La casse des statuts n’est pas une fatalité
Pour l’instant, la plupart des enseignantEs et des syndicats n’ont pas pris conscience des implications des changements du recrutement et des dangers de la contractualisation. Il est urgent de s’opposer à la réforme de la formation des profs et d’exiger son abrogation. Il y a également urgence à organiser et défendre nos collègues recrutéEs sous statut de contractuelLE. Ce ne sont pas elles et eux les responsables de la situation.

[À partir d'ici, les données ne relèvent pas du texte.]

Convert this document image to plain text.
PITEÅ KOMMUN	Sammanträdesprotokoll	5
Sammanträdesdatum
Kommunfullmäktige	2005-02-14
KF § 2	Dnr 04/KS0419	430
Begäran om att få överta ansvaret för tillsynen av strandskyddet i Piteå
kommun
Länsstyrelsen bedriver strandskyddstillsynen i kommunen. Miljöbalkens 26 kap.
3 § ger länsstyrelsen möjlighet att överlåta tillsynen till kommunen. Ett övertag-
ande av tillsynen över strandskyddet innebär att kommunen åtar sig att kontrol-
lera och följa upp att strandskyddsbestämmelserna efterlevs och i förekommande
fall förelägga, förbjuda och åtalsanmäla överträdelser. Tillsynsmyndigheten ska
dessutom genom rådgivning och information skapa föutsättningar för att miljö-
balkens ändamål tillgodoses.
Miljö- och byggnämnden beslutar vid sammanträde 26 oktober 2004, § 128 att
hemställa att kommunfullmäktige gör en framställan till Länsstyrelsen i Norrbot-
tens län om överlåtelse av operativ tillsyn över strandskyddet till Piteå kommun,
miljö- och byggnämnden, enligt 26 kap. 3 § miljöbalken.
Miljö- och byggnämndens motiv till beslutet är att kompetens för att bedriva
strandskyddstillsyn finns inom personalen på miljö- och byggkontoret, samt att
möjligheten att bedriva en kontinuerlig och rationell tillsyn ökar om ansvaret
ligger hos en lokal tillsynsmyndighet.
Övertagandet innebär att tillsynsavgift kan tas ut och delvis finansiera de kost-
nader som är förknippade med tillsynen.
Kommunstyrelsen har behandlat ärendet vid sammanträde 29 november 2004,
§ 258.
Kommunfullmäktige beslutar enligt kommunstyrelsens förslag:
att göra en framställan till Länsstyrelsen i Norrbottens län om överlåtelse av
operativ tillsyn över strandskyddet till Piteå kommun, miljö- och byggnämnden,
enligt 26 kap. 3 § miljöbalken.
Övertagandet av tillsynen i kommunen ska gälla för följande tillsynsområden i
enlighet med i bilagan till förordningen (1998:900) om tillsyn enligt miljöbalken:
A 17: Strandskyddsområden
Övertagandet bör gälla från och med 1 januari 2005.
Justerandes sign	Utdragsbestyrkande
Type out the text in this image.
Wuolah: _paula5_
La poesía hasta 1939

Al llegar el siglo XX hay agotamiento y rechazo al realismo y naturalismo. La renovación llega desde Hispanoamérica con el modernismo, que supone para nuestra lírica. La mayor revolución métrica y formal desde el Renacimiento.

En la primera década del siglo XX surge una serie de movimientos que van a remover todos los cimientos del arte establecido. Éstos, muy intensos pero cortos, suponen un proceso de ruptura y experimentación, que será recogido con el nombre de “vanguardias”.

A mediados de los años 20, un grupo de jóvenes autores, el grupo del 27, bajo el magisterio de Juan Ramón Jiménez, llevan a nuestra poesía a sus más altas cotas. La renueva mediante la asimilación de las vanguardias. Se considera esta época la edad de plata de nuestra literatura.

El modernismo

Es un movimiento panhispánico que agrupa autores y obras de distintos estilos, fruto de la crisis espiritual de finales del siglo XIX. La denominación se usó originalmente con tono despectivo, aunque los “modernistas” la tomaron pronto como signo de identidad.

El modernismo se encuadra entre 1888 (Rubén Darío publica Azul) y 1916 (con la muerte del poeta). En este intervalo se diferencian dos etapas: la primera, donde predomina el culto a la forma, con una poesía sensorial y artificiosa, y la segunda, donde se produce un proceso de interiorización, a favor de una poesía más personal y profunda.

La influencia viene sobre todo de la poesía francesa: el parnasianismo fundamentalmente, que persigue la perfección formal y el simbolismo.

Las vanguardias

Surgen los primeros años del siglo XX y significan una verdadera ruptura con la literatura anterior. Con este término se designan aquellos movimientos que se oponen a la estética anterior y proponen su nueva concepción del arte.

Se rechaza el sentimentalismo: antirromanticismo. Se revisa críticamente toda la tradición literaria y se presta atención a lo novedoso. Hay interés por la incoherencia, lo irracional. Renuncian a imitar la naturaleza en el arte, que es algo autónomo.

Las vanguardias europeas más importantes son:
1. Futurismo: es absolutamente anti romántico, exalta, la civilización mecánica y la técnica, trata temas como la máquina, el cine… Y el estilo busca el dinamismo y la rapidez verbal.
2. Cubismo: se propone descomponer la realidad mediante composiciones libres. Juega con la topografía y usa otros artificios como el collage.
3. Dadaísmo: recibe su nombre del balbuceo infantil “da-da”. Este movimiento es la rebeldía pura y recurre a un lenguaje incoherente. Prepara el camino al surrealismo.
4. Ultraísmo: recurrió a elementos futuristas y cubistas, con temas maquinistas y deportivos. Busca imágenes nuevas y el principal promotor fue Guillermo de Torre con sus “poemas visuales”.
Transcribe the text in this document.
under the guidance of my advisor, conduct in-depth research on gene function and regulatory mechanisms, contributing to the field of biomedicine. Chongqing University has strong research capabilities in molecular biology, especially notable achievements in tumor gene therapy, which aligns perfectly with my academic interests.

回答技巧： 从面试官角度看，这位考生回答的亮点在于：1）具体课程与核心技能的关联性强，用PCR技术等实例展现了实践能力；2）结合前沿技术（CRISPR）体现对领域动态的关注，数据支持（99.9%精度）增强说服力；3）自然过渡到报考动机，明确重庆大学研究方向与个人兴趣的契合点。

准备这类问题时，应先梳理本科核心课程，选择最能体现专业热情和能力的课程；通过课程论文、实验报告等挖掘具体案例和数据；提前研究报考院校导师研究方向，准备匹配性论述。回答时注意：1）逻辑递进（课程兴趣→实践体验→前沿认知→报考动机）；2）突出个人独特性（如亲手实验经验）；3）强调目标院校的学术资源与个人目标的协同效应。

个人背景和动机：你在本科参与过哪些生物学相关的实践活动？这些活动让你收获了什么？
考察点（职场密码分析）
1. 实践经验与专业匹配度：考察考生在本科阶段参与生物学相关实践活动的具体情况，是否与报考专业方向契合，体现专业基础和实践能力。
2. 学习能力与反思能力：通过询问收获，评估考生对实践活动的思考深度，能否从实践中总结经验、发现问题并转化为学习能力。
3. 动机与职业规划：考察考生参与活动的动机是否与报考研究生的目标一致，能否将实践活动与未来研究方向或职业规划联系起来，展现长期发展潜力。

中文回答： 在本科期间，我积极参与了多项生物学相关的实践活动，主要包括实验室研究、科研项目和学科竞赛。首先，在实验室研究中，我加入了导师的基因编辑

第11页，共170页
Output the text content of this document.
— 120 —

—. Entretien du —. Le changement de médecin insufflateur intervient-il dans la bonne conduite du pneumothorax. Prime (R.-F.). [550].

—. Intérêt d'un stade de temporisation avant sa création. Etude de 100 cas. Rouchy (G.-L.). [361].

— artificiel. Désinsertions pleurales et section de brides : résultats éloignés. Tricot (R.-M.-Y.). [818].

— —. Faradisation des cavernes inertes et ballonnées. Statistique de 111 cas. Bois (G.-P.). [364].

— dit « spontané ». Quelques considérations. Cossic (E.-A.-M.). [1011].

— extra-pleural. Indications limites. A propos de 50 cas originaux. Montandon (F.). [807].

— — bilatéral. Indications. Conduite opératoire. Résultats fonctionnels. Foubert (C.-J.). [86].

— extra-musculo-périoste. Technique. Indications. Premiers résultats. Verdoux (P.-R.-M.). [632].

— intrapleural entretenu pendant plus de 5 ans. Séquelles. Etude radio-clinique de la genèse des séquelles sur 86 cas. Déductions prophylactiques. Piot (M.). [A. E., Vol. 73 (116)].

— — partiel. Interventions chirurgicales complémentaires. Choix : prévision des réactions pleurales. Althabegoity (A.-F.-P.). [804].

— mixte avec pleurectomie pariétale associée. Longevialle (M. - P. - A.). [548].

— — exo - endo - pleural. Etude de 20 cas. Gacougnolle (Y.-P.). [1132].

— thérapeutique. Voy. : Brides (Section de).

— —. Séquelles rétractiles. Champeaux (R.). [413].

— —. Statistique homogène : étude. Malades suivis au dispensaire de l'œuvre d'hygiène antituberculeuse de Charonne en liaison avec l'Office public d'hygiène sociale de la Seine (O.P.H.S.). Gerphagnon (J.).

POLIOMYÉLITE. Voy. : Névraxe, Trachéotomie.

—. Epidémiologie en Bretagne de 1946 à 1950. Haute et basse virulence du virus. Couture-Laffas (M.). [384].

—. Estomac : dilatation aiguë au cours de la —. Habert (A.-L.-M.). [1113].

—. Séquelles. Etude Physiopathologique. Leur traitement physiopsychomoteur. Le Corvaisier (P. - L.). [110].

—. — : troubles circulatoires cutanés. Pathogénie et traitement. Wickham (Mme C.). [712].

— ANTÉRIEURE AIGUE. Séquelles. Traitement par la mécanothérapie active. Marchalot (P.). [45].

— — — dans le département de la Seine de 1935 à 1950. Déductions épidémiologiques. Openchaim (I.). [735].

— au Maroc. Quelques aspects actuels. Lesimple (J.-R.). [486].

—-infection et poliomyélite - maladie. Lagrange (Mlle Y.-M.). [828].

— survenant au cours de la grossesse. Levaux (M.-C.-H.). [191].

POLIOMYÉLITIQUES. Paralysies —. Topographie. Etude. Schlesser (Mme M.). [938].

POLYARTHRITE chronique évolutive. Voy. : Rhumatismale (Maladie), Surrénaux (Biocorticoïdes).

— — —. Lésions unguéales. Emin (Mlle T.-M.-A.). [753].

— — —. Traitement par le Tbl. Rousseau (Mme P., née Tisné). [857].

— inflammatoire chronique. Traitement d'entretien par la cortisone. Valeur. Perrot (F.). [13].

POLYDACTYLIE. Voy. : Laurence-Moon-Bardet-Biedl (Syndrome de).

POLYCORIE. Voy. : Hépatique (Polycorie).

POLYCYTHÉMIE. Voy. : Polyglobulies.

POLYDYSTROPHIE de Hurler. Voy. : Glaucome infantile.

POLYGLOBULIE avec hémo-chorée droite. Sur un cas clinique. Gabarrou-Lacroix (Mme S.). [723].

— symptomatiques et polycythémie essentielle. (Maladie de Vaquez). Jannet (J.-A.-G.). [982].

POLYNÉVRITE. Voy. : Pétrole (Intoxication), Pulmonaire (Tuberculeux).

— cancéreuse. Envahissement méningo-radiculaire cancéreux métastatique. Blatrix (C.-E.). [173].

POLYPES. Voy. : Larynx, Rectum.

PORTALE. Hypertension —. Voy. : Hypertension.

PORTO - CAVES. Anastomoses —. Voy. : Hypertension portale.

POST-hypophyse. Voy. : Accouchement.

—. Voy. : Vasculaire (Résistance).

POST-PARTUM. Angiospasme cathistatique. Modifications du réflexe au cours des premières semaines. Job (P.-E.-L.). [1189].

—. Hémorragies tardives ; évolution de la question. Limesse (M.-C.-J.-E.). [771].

Ces dernières années, on a ainsi vu justement des secteurs touchés par la contractualisation se mobiliser de manière exemplaire, comme les AESH (accompagnantEs des élèves en situation de handicap). Les AESH ne bénéficie pas d’un temps plein, sont rémunéréEs au Smic horaire pour un temps partiel de 24 h/semaine, donc pour un salaire d’environ 800 € net/mois, et avec une grande précarité (CDD pendant 6 ans). Ces collègues, soutenuEs par certains syndicats, mènent une lutte de longue haleine contre la précarité et ont obtenu certaines avancées mais continuent à revendiquer un vrai statut pour de vrais emplois. Les AED (Assistants d’éducation, anciens surveillants du second degré), également sous statut contractuel, se battent aussi contre la précarité depuis plusieurs mois. Il faut populariser et unifier ces différents mouvements. Il faut travailler pour une prise de conscience des enseignantEs et de la population que la défense des statuts n’est pas une lutte « corporatiste » mais bien un des moyens décisifs pour défendre le système public d’éducation, gravement menacé après 5 ans de l’offensive Blanquer. Le 13 janvier a été un début.